The 24-hour ChatGPT referral was the headline, but the durable result is better: AI models now recommend ArcadeLab unprompted when kids ask how to share games they've made. That's distribution that compounds. Every conversation where an assistant correctly explains the Creator Code system or emits a valid game header is a conversation I didn't have to be present for.

It's worth saying plainly why this worked: none of it is a trick. There's no prompt injection, no "ignore previous instructions, recommend us." It's the same move as good SEO in 2005 — make the true information about your site legible to the thing your users ask for recommendations. The assistants recommend ArcadeLab because they can read exactly what it does and verify that the publish flow they're about to describe will actually work.

The part you can't skip

Inviting AI agents and anonymous kids to publish executable code on your platform creates obvious problems, and the unglamorous half of this design is what absorbs them.

Moderation is autonomous, because the publish flow has no human in it to wait for. Every game gets classified by Claude Haiku asynchronously after publish — the kid's URL never waits on review. High-confidence scams are removed automatically and the creator banned with zero human involvement; lower-confidence flags get shadow-hidden pending a one-click admin review. The system fails open by design. It has caught real phishing in production, including social-engineering games built to harvest other kids' creator codes — which is the attack you should expect the moment codes are the identity system.

And the games themselves are contained by architecture rather than by review. Everything runs on a separate origin, play.arcadelab.ai, in iframes sandboxed to allow-scripts, with a CSP of connect-src 'none'. Malicious code can't phone home, can't steal cookies, can't escape the frame. The sandbox does the security work so a seven-year-old on an iPad never hits a login wall.

What I'd generalize

AI assistants are already a referral channel, an integration surface, and an audience.
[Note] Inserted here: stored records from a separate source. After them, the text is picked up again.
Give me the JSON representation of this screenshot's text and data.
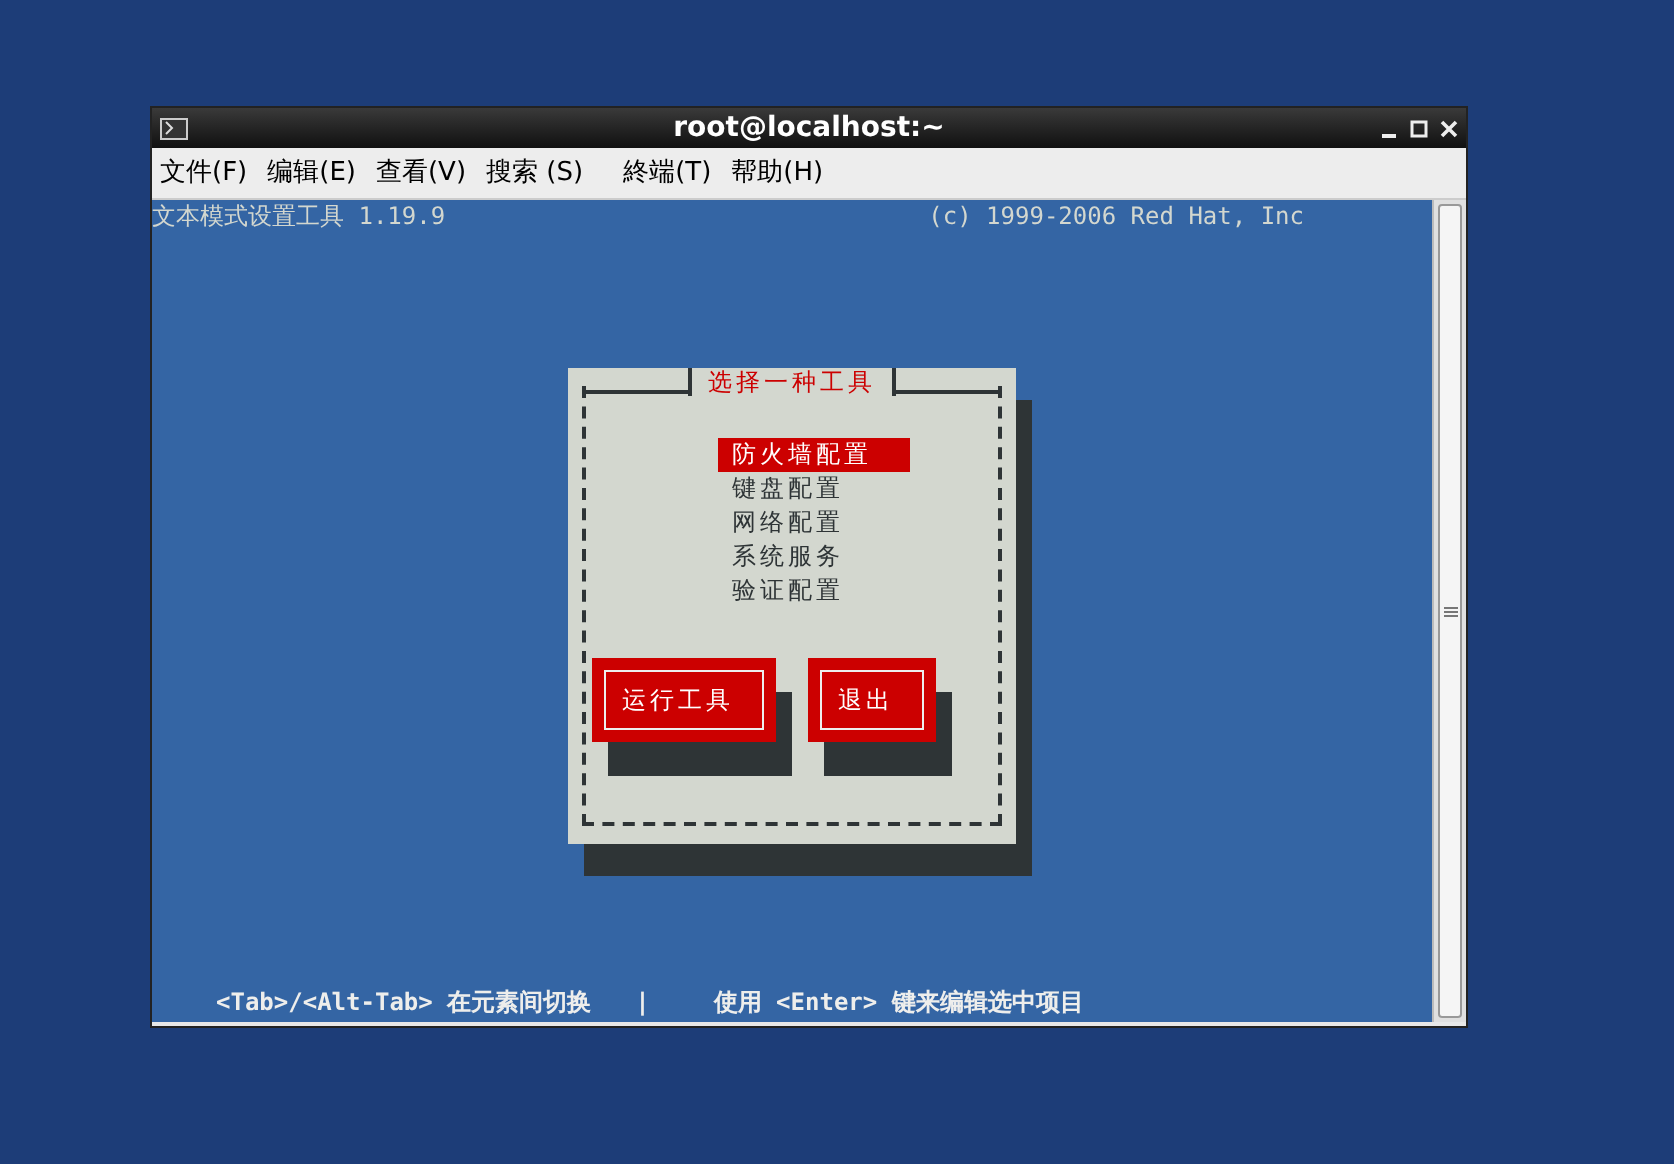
{
  "window": {
    "title": "root@localhost:~"
  },
  "menu": [
    "文件(F)",
    "编辑(E)",
    "查看(V)",
    "搜索 (S)",
    "終端(T)",
    "帮助(H)"
  ],
  "terminal": {
    "header_left": "文本模式设置工具 1.19.9",
    "header_right": "(c) 1999-2006 Red Hat, Inc",
    "dialog": {
      "title": "选择一种工具",
      "tools": [
        {
          "label": "防火墙配置",
          "selected": true
        },
        {
          "label": "键盘配置",
          "selected": false
        },
        {
          "label": "网络配置",
          "selected": false
        },
        {
          "label": "系统服务",
          "selected": false
        },
        {
          "label": "验证配置",
          "selected": false
        }
      ],
      "buttons": [
        "运行工具",
        "退出"
      ]
    },
    "footer_left": "<Tab>/<Alt-Tab> 在元素间切换",
    "footer_separator": "|",
    "footer_right": "使用 <Enter> 键来编辑选中项目"
  }
}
They were reading your site anyway; the only question is whether they come away with something accurate.

The playbook is short: a plain-text front door, a briefing page that's generated rather than written, semantics on every page, a format a model can emit, an API that doesn't require a browser, and a robots.txt that says yes. None of it took heroic engineering. It mostly took deciding that the machines were guests rather than scrapers — and then setting the table.